How to foster a mentally healthy workplace - Humantold

 How to foster a mentally healthy workplace

Juli Walchuk, MHC-LP October 10, 2022

Whether you are a manager overseeing dozens of employees or a new hire, you have the power to make your workplace a more mentally healthy environment for yourself and your coworkers.

Once a taboo workplace topic, mental health is coming to the forefront as employees cope with various mental health conditions. The COVID-19 pandemic, today’s “hustle culture,” and the blurred lines between home and work are just a few of the many factors contributing to widespread employee burnout. Luckily, there are steps we can take to foster more mentally healthy workplaces. This shift can happen in many ways, but let’s discuss it on two levels:

  1. From the top-down, meaning policy changes and increased resource access as established by managers and people in positions of power in a organization.
  2. By changing the culture of an organization, which is something that employees at every level of a company can do.

For managers: 

Managers and others in high-up positions are in a unique place to promote mental wellness, so it’s important to harness that power to do good for your employees! Company policy and protocols are one widespread way to make change, such as offering employees more flexibility for remote work, establishing paid mental health days off, and encouraging employees to use all of their PTO. Most companies offer mental health services through their Employee Assistance Programs (EAPs) and Human Resources departments; managers can promote these programs to their employees so they know what support is available (often at no or little cost to them). 

A mentally healthy workplace is one with open communication, where employees feel they are valued and heard. Encouraging employee feedback and including employees in decision-making processes increases a sense of autonomy and purpose. Managers can also lead by example in destigmatizing mental health in the workplace, having more open conversations, and perhaps increasing transparency by sharing their own struggles.  

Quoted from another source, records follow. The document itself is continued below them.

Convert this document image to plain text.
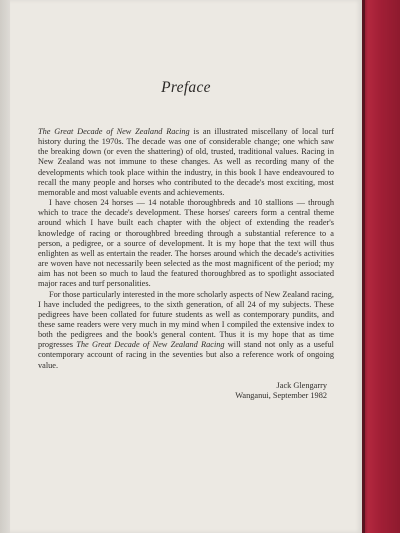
Preface

The Great Decade of New Zealand Racing is an illustrated miscellany of local turf history during the 1970s. The decade was one of considerable change; one which saw the breaking down (or even the shattering) of old, trusted, traditional values. Racing in New Zealand was not immune to these changes. As well as recording many of the developments which took place within the industry, in this book I have endeavoured to recall the many people and horses who contributed to the decade's most exciting, most memorable and most valuable events and achievements.

I have chosen 24 horses — 14 notable thoroughbreds and 10 stallions — through which to trace the decade's development. These horses' careers form a central theme around which I have built each chapter with the object of extending the reader's knowledge of racing or thoroughbred breeding through a substantial reference to a person, a pedigree, or a source of development. It is my hope that the text will thus enlighten as well as entertain the reader. The horses around which the decade's activities are woven have not necessarily been selected as the most magnificent of the period; my aim has not been so much to laud the featured thoroughbred as to spotlight associated major races and turf personalities.

For those particularly interested in the more scholarly aspects of New Zealand racing, I have included the pedigrees, to the sixth generation, of all 24 of my subjects. These pedigrees have been collated for future students as well as contemporary pundits, and these same readers were very much in my mind when I compiled the extensive index to both the pedigrees and the book's general content. Thus it is my hope that as time progresses The Great Decade of New Zealand Racing will stand not only as a useful contemporary account of racing in the seventies but also a reference work of ongoing value.

Jack Glengarry
Wanganui, September 1982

For employees at all levels: 

The culture of an organization, meaning the norms, values, and expectations, is created at every level of a company…AKA we all have the power to impact and change our work environments! This can begin with destigmatizing and normalizing having conversations about mental health and help-seeking behaviors with coworkers. Casually dropping, “Last week, my therapist said…” or “This project has been a huge source of anxiety for me recently,” in conversation can be more powerful than you think. While many of us may not feel particularly connected to our coworkers, creating a culture of communal care can benefit everyone. Become familiar with the warning signs of depression, anxiety, and other mental health concerns so you can keep an eye out for your coworkers and take action if you see someone struggling. 

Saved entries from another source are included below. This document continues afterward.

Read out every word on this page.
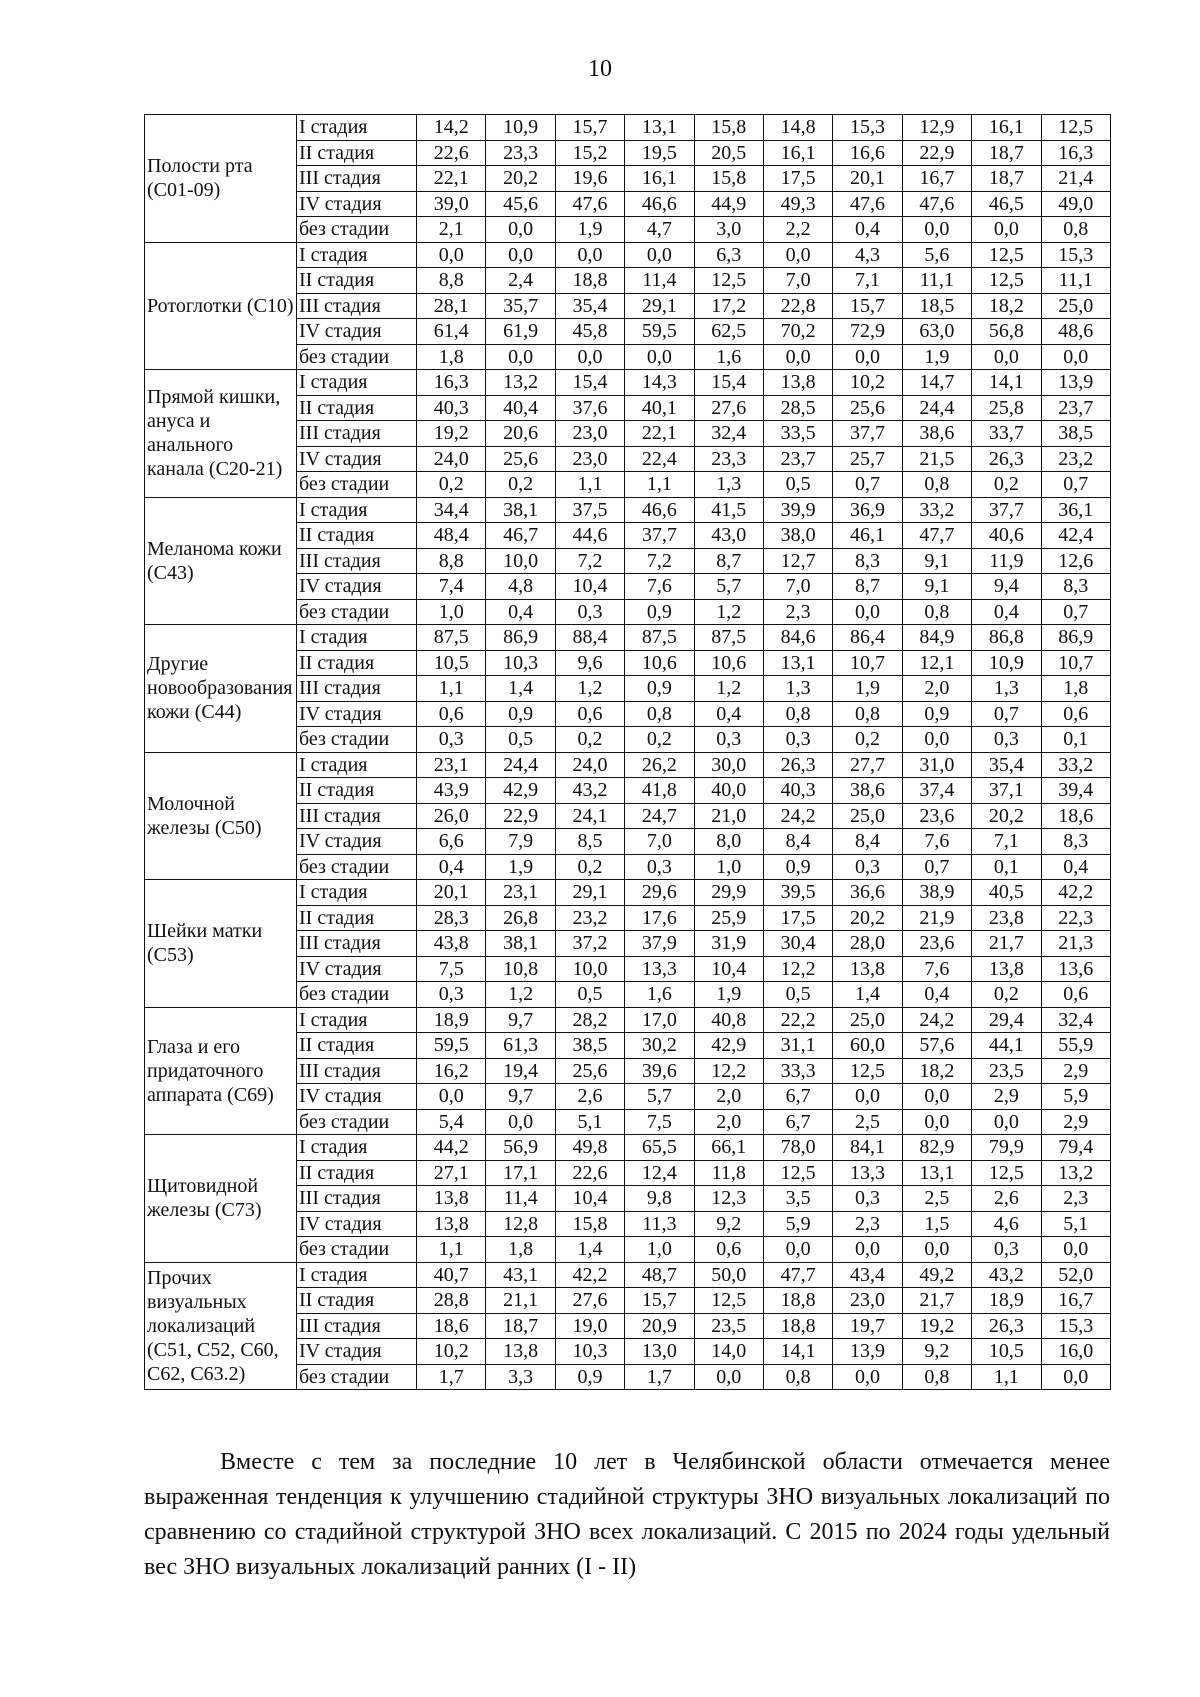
10
Полости рта (С01-09)	I стадия	14,2	10,9	15,7	13,1	15,8	14,8	15,3	12,9	16,1	12,5
	II стадия	22,6	23,3	15,2	19,5	20,5	16,1	16,6	22,9	18,7	16,3
	III стадия	22,1	20,2	19,6	16,1	15,8	17,5	20,1	16,7	18,7	21,4
	IV стадия	39,0	45,6	47,6	46,6	44,9	49,3	47,6	47,6	46,5	49,0
	без стадии	2,1	0,0	1,9	4,7	3,0	2,2	0,4	0,0	0,0	0,8
Ротоглотки (С10)	I стадия	0,0	0,0	0,0	0,0	6,3	0,0	4,3	5,6	12,5	15,3
	II стадия	8,8	2,4	18,8	11,4	12,5	7,0	7,1	11,1	12,5	11,1
	III стадия	28,1	35,7	35,4	29,1	17,2	22,8	15,7	18,5	18,2	25,0
	IV стадия	61,4	61,9	45,8	59,5	62,5	70,2	72,9	63,0	56,8	48,6
	без стадии	1,8	0,0	0,0	0,0	1,6	0,0	0,0	1,9	0,0	0,0
Прямой кишки, ануса и анального канала (С20-21)	I стадия	16,3	13,2	15,4	14,3	15,4	13,8	10,2	14,7	14,1	13,9
	II стадия	40,3	40,4	37,6	40,1	27,6	28,5	25,6	24,4	25,8	23,7
	III стадия	19,2	20,6	23,0	22,1	32,4	33,5	37,7	38,6	33,7	38,5
	IV стадия	24,0	25,6	23,0	22,4	23,3	23,7	25,7	21,5	26,3	23,2
	без стадии	0,2	0,2	1,1	1,1	1,3	0,5	0,7	0,8	0,2	0,7
Меланома кожи (С43)	I стадия	34,4	38,1	37,5	46,6	41,5	39,9	36,9	33,2	37,7	36,1
	II стадия	48,4	46,7	44,6	37,7	43,0	38,0	46,1	47,7	40,6	42,4
	III стадия	8,8	10,0	7,2	7,2	8,7	12,7	8,3	9,1	11,9	12,6
	IV стадия	7,4	4,8	10,4	7,6	5,7	7,0	8,7	9,1	9,4	8,3
	без стадии	1,0	0,4	0,3	0,9	1,2	2,3	0,0	0,8	0,4	0,7
Другие новообразования кожи (С44)	I стадия	87,5	86,9	88,4	87,5	87,5	84,6	86,4	84,9	86,8	86,9
	II стадия	10,5	10,3	9,6	10,6	10,6	13,1	10,7	12,1	10,9	10,7
	III стадия	1,1	1,4	1,2	0,9	1,2	1,3	1,9	2,0	1,3	1,8
	IV стадия	0,6	0,9	0,6	0,8	0,4	0,8	0,8	0,9	0,7	0,6
	без стадии	0,3	0,5	0,2	0,2	0,3	0,3	0,2	0,0	0,3	0,1
Молочной железы (С50)	I стадия	23,1	24,4	24,0	26,2	30,0	26,3	27,7	31,0	35,4	33,2
	II стадия	43,9	42,9	43,2	41,8	40,0	40,3	38,6	37,4	37,1	39,4
	III стадия	26,0	22,9	24,1	24,7	21,0	24,2	25,0	23,6	20,2	18,6
	IV стадия	6,6	7,9	8,5	7,0	8,0	8,4	8,4	7,6	7,1	8,3
	без стадии	0,4	1,9	0,2	0,3	1,0	0,9	0,3	0,7	0,1	0,4
Шейки матки (С53)	I стадия	20,1	23,1	29,1	29,6	29,9	39,5	36,6	38,9	40,5	42,2
	II стадия	28,3	26,8	23,2	17,6	25,9	17,5	20,2	21,9	23,8	22,3
	III стадия	43,8	38,1	37,2	37,9	31,9	30,4	28,0	23,6	21,7	21,3
	IV стадия	7,5	10,8	10,0	13,3	10,4	12,2	13,8	7,6	13,8	13,6
	без стадии	0,3	1,2	0,5	1,6	1,9	0,5	1,4	0,4	0,2	0,6
Глаза и его придаточного аппарата (С69)	I стадия	18,9	9,7	28,2	17,0	40,8	22,2	25,0	24,2	29,4	32,4
	II стадия	59,5	61,3	38,5	30,2	42,9	31,1	60,0	57,6	44,1	55,9
	III стадия	16,2	19,4	25,6	39,6	12,2	33,3	12,5	18,2	23,5	2,9
	IV стадия	0,0	9,7	2,6	5,7	2,0	6,7	0,0	0,0	2,9	5,9
	без стадии	5,4	0,0	5,1	7,5	2,0	6,7	2,5	0,0	0,0	2,9
Щитовидной железы (С73)	I стадия	44,2	56,9	49,8	65,5	66,1	78,0	84,1	82,9	79,9	79,4
	II стадия	27,1	17,1	22,6	12,4	11,8	12,5	13,3	13,1	12,5	13,2
	III стадия	13,8	11,4	10,4	9,8	12,3	3,5	0,3	2,5	2,6	2,3
	IV стадия	13,8	12,8	15,8	11,3	9,2	5,9	2,3	1,5	4,6	5,1
	без стадии	1,1	1,8	1,4	1,0	0,6	0,0	0,0	0,0	0,3	0,0
Прочих визуальных локализаций (С51, С52, С60, С62, С63.2)	I стадия	40,7	43,1	42,2	48,7	50,0	47,7	43,4	49,2	43,2	52,0
	II стадия	28,8	21,1	27,6	15,7	12,5	18,8	23,0	21,7	18,9	16,7
	III стадия	18,6	18,7	19,0	20,9	23,5	18,8	19,7	19,2	26,3	15,3
	IV стадия	10,2	13,8	10,3	13,0	14,0	14,1	13,9	9,2	10,5	16,0
	без стадии	1,7	3,3	0,9	1,7	0,0	0,8	0,0	0,8	1,1	0,0

Вместе с тем за последние 10 лет в Челябинской области отмечается менее выраженная тенденция к улучшению стадийной структуры ЗНО визуальных локализаций по сравнению со стадийной структурой ЗНО всех локализаций. С 2015 по 2024 годы удельный вес ЗНО визуальных локализаций ранних (I - II)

Another transformative step towards a mentally healthy workplace is embracing diversity and inclusion in the truest sense; BIPOC and other employees of marginalized identities experience discrimination in the workplace, which is a major detriment to mental health. To be a better ally, advocate for real inclusion and speak up when you see instances of injustice.

Finally, setting boundaries at work can bring us closer to achieving that ideal work-life balance many of us strive towards. The pandemic and remote work have blurred the lines between work and personal life in extreme ways, but we can reclaim our time by normalizing boundaries, for example, setting the precedent of not responding to emails after 7pm. This step can be easier said than done, but collaboration with coworkers and managers to establish these norms can help. Though we may sometimes feel powerless in the workplace, remember that our small actions do have an impact. Together, we can change the culture of our organizations, creating more mentally healthy workplaces for ourselves and our fellow employees!